You will find enclosed the number provided to your Walker.

Take heart in knowing that his life was given in the service of something greater than himself.

Your sacrifice is noted and appreciated.

You resisted the urge to burn the letter, and you put it in a drawer reserved for junk. You would deal with it later.

That still left the great and terrible metal tag sitting on your table.

You stared at it for a long time before finally reaching out to touch it. You half expected it to be hot to the touch, or wet with sweat and snot and blood. But it was just cold and hard. Unyielding.
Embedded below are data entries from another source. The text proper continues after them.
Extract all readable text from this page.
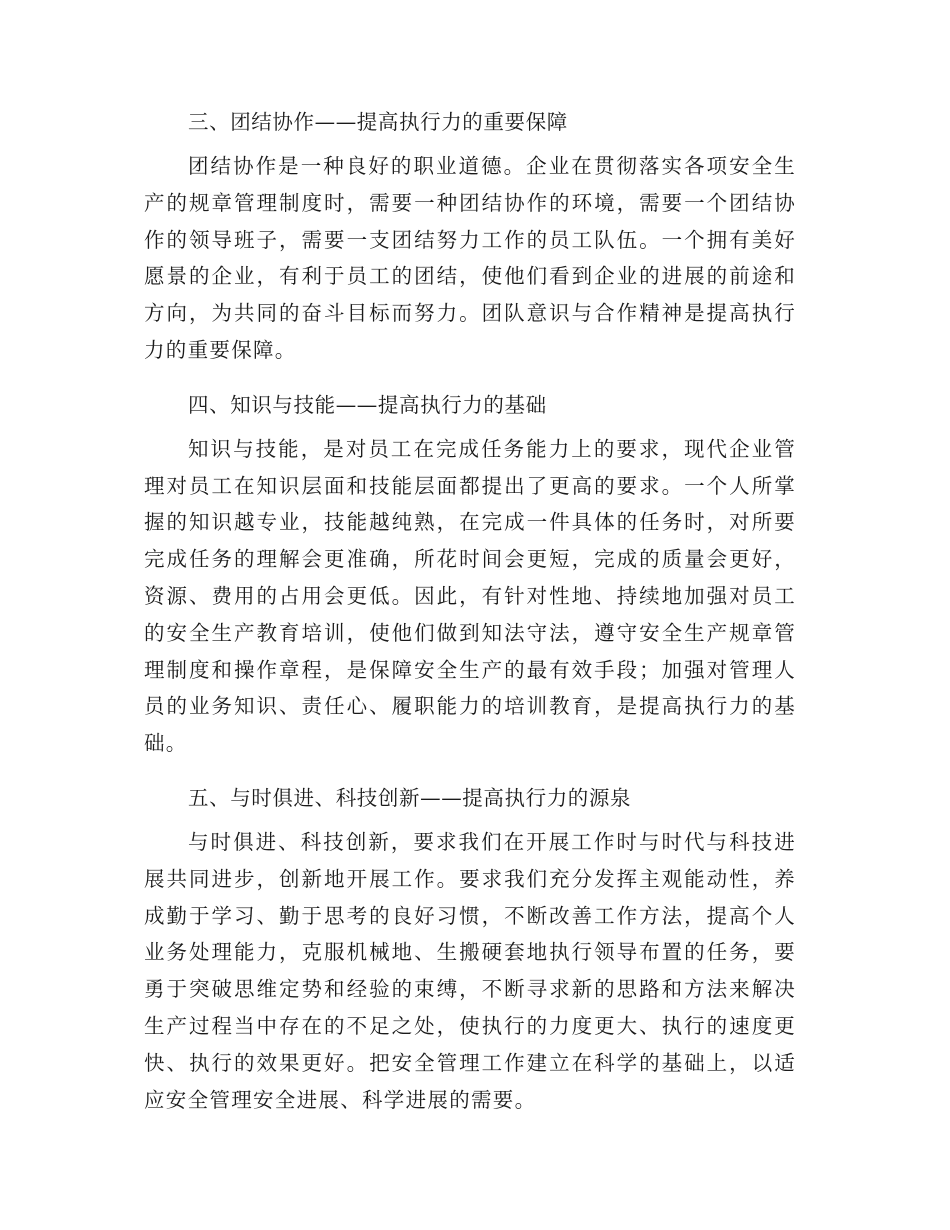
三、团结协作——提高执行力的重要保障

团结协作是一种良好的职业道德。企业在贯彻落实各项安全生产的规章管理制度时，需要一种团结协作的环境，需要一个团结协作的领导班子，需要一支团结努力工作的员工队伍。一个拥有美好愿景的企业，有利于员工的团结，使他们看到企业的进展的前途和方向，为共同的奋斗目标而努力。团队意识与合作精神是提高执行力的重要保障。

四、知识与技能——提高执行力的基础

知识与技能，是对员工在完成任务能力上的要求，现代企业管理对员工在知识层面和技能层面都提出了更高的要求。一个人所掌握的知识越专业，技能越纯熟，在完成一件具体的任务时，对所要完成任务的理解会更准确，所花时间会更短，完成的质量会更好，资源、费用的占用会更低。因此，有针对性地、持续地加强对员工的安全生产教育培训，使他们做到知法守法，遵守安全生产规章管理制度和操作章程，是保障安全生产的最有效手段；加强对管理人员的业务知识、责任心、履职能力的培训教育，是提高执行力的基础。

五、与时俱进、科技创新——提高执行力的源泉

与时俱进、科技创新，要求我们在开展工作时与时代与科技进展共同进步，创新地开展工作。要求我们充分发挥主观能动性，养成勤于学习、勤于思考的良好习惯，不断改善工作方法，提高个人业务处理能力，克服机械地、生搬硬套地执行领导布置的任务，要勇于突破思维定势和经验的束缚，不断寻求新的思路和方法来解决生产过程当中存在的不足之处，使执行的力度更大、执行的速度更快、执行的效果更好。把安全管理工作建立在科学的基础上，以适应安全管理安全进展、科学进展的需要。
You picked it up by the chain, now that it was in your hands you could see the crusted blood in the tiny balls of the military bead chain. It was revolting. Still, this was something.

You had made peace with having only pictures and memories. You didn’t share many possessions before he left. But this was something. It had hung next to his heart for five days as he tried his hardest to come back to you.

In the end you put it in the same junk drawer. But eventually, with the benefit of time and a bit more healing, it found a new home on your nightstand. The chain draped over the corner of your wedding photo. The tag set so you could read the number clearly.

You might not have ended up with money, or the man you loved to hold in your arms, but you had all that was left of him. That had to count for something.

Notes:

I have never written xreader before… sorry if it’s shit.